In the last five years there has been an increase in programs across the country that address the needs of children exposed to domestic violence through a partnership between a local police department and community service providers. This report discusses findings from an examination of a number of these partnerships. The goal of the study, funded by the National Institute of Justice (NIJ), was to learn about their programs that serve children exposed to domestic violence.

–  –  –

Our study sought to reveal current practices and develop detailed case studies of promising approaches to help children exposed to domestic violence. The findings can help communities replicate promising approaches. Four research questions addressed how community oriented police departments are working with community partners.

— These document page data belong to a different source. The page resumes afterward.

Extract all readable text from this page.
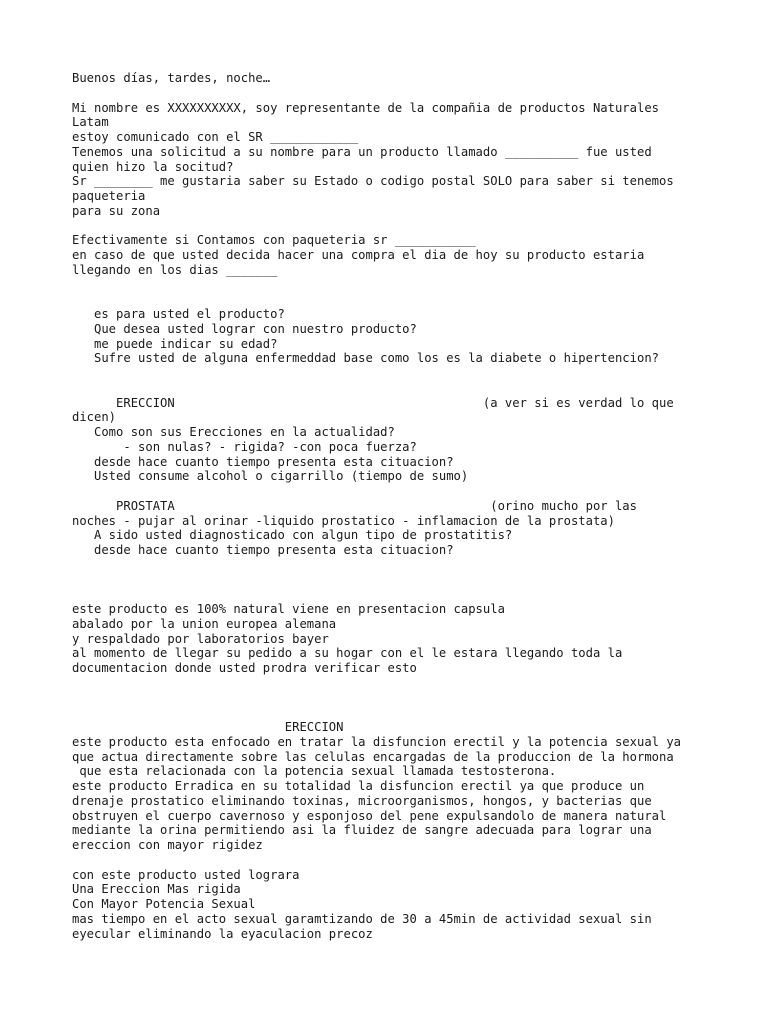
Buenos días, tardes, noche…
Mi nombre es XXXXXXXXXX, soy representante de la compañia de productos Naturales
Latam
estoy comunicado con el SR ____________
Tenemos una solicitud a su nombre para un producto llamado __________ fue usted
quien hizo la socitud?
Sr ________ me gustaria saber su Estado o codigo postal SOLO para saber si tenemos
paqueteria
para su zona
Efectivamente si Contamos con paqueteria sr ___________
en caso de que usted decida hacer una compra el dia de hoy su producto estaria
llegando en los dias _______
es para usted el producto?
Que desea usted lograr con nuestro producto?
me puede indicar su edad?
Sufre usted de alguna enfermeddad base como los es la diabete o hipertencion?
ERECCION                                          (a ver si es verdad lo que
dicen)
Como son sus Erecciones en la actualidad?
- son nulas? - rigida? -con poca fuerza?
desde hace cuanto tiempo presenta esta cituacion?
Usted consume alcohol o cigarrillo (tiempo de sumo)
PROSTATA                                           (orino mucho por las
noches - pujar al orinar -liquido prostatico - inflamacion de la prostata)
A sido usted diagnosticado con algun tipo de prostatitis?
desde hace cuanto tiempo presenta esta cituacion?
este producto es 100% natural viene en presentacion capsula
abalado por la union europea alemana
y respaldado por laboratorios bayer
al momento de llegar su pedido a su hogar con el le estara llegando toda la
documentacion donde usted prodra verificar esto
ERECCION
este producto esta enfocado en tratar la disfuncion erectil y la potencia sexual ya
que actua directamente sobre las celulas encargadas de la produccion de la hormona
que esta relacionada con la potencia sexual llamada testosterona.
este producto Erradica en su totalidad la disfuncion erectil ya que produce un
drenaje prostatico eliminando toxinas, microorganismos, hongos, y bacterias que
obstruyen el cuerpo cavernoso y esponjoso del pene expulsandolo de manera natural
mediante la orina permitiendo asi la fluidez de sangre adecuada para lograr una
ereccion con mayor rigidez
con este producto usted lograra
Una Ereccion Mas rigida
Con Mayor Potencia Sexual
mas tiempo en el acto sexual garamtizando de 30 a 45min de actividad sexual sin
eyecular eliminando la eyaculacion precoz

(5) To what extent are law enforcement departments working with community providers to help children exposed to domestic violence receive services to mitigate the short- and long-term effects of the violence?

(6) What types of working partnerships are being formed between law enforcement and community providers to meet the needs of children exposed to domestic violence? How did these approaches emerge? What are the goals of various approaches? What resources are needed to implement different approaches? What are the effects of these approaches?

(7) What can we learn from communities that have implemented a coordinated response to children exposed to domestic violence?

(8) What data exist, or can be collected, to measure the impact of a coordinated response to children exposed to domestic violence?